Japan's 20-Year Yields May Reach `Lehman Shock' Low on Fed Rates, RBS Says

Japan’s 20-year bond yields may drop to levels unseen since the collapse of Lehman Brothers Holdings Inc. in September 2008 as the Federal Reserve keeps interest rates near zero, Royal Bank of Scotland Group Plc. said.

Long-term yields in Japan and the U.S. will decline as investors demand higher returns, said Akito Fukunaga, Tokyo- based chief rates strategist at RBS. Japan’s 20-year yields will likely stay below 2 percent for a “long time,” he said.

“The levels below 1.7 percent reached in December 2008 after the Lehman shock will be on the horizon,” Fukunaga said.

Japan’s 20-year yields dropped 3.5 basis points to 1.77 percent yesterday, according to Japan Bond Trading Co., the nation’s largest interdealer debt broker. They touched 1.735 percent on July 2, the lowest level since January 2009. The securities have not traded yet today.

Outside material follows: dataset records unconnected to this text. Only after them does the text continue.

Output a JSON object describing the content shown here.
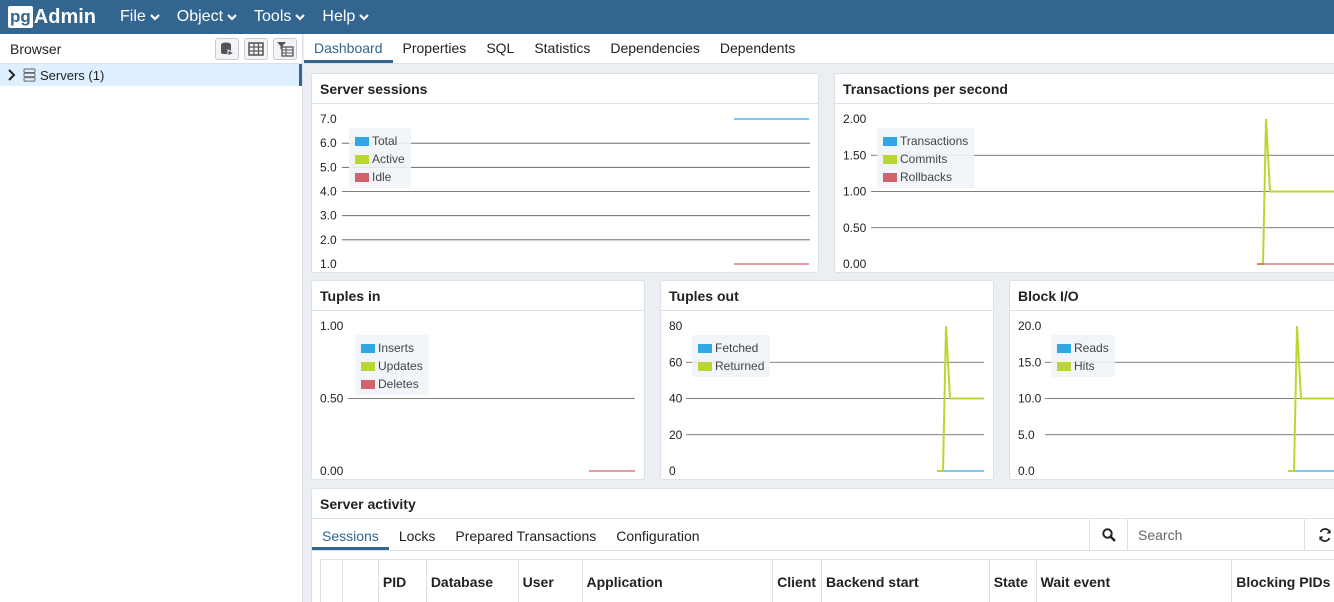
{
  "app": {
    "logo_pg": "pg",
    "logo_admin": "Admin"
  },
  "menu": [
    {
      "label": "File"
    },
    {
      "label": "Object"
    },
    {
      "label": "Tools"
    },
    {
      "label": "Help"
    }
  ],
  "browser": {
    "title": "Browser",
    "tree": [
      {
        "label": "Servers (1)"
      }
    ]
  },
  "main_tabs": [
    {
      "label": "Dashboard",
      "active": true
    },
    {
      "label": "Properties"
    },
    {
      "label": "SQL"
    },
    {
      "label": "Statistics"
    },
    {
      "label": "Dependencies"
    },
    {
      "label": "Dependents"
    }
  ],
  "colors": {
    "blue": "#2fa8e3",
    "green": "#bcd631",
    "red": "#d0646c",
    "brand": "#326690"
  },
  "cards": {
    "server_sessions": {
      "title": "Server sessions"
    },
    "tps": {
      "title": "Transactions per second"
    },
    "tuples_in": {
      "title": "Tuples in"
    },
    "tuples_out": {
      "title": "Tuples out"
    },
    "block_io": {
      "title": "Block I/O"
    }
  },
  "chart_data": [
    {
      "type": "line",
      "title": "Server sessions",
      "ylim": [
        1.0,
        7.0
      ],
      "yticks": [
        "7.0",
        "6.0",
        "5.0",
        "4.0",
        "3.0",
        "2.0",
        "1.0"
      ],
      "series": [
        {
          "name": "Total",
          "color": "#2fa8e3",
          "values": [
            7,
            7
          ]
        },
        {
          "name": "Active",
          "color": "#bcd631",
          "values": []
        },
        {
          "name": "Idle",
          "color": "#d0646c",
          "values": [
            1,
            1
          ]
        }
      ]
    },
    {
      "type": "line",
      "title": "Transactions per second",
      "ylim": [
        0,
        2.0
      ],
      "yticks": [
        "2.00",
        "1.50",
        "1.00",
        "0.50",
        "0.00"
      ],
      "series": [
        {
          "name": "Transactions",
          "color": "#2fa8e3",
          "values": []
        },
        {
          "name": "Commits",
          "color": "#bcd631",
          "values": [
            0,
            2,
            1,
            1,
            1
          ]
        },
        {
          "name": "Rollbacks",
          "color": "#d0646c",
          "values": [
            0,
            0
          ]
        }
      ]
    },
    {
      "type": "line",
      "title": "Tuples in",
      "ylim": [
        0,
        1.0
      ],
      "yticks": [
        "1.00",
        "0.50",
        "0.00"
      ],
      "series": [
        {
          "name": "Inserts",
          "color": "#2fa8e3",
          "values": []
        },
        {
          "name": "Updates",
          "color": "#bcd631",
          "values": []
        },
        {
          "name": "Deletes",
          "color": "#d0646c",
          "values": [
            0,
            0
          ]
        }
      ]
    },
    {
      "type": "line",
      "title": "Tuples out",
      "ylim": [
        0,
        80
      ],
      "yticks": [
        "80",
        "60",
        "40",
        "20",
        "0"
      ],
      "series": [
        {
          "name": "Fetched",
          "color": "#2fa8e3",
          "values": [
            0,
            0
          ]
        },
        {
          "name": "Returned",
          "color": "#bcd631",
          "values": [
            0,
            80,
            40,
            40,
            40
          ]
        }
      ]
    },
    {
      "type": "line",
      "title": "Block I/O",
      "ylim": [
        0,
        20
      ],
      "yticks": [
        "20.0",
        "15.0",
        "10.0",
        "5.0",
        "0.0"
      ],
      "series": [
        {
          "name": "Reads",
          "color": "#2fa8e3",
          "values": [
            0,
            0
          ]
        },
        {
          "name": "Hits",
          "color": "#bcd631",
          "values": [
            0,
            20,
            10,
            10,
            10
          ]
        }
      ]
    }
  ],
  "activity": {
    "title": "Server activity",
    "tabs": [
      {
        "label": "Sessions",
        "active": true
      },
      {
        "label": "Locks"
      },
      {
        "label": "Prepared Transactions"
      },
      {
        "label": "Configuration"
      }
    ],
    "search_placeholder": "Search",
    "columns": [
      "",
      "",
      "PID",
      "Database",
      "User",
      "Application",
      "Client",
      "Backend start",
      "State",
      "Wait event",
      "Blocking PIDs"
    ]
  }
}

Thirty-year Treasury yields fell as much as 12 basis points to 3.86 percent on July 21 after Federal Reserve Chairman Ben S. Bernanke said the economic outlook is “unusually uncertain” and policy makers are prepared “to take further policy actions.” Two-year U.S. yields dropped two basis points to a record low of 0.552 percent after Bernanke spoke.

Just like what happened with Treasuries, investors stayed away from lower-yielding shorter-term Japanese debt and opted for longer-maturity securities, according to Kazuya Ito, a fund manager in Tokyo at Daiwa SB Investments Ltd.

Japan’s 10-year and 20-year yields yesterday declined 3 basis points and 3.5 basis points, respectively, while five-year yields fell half a basis point.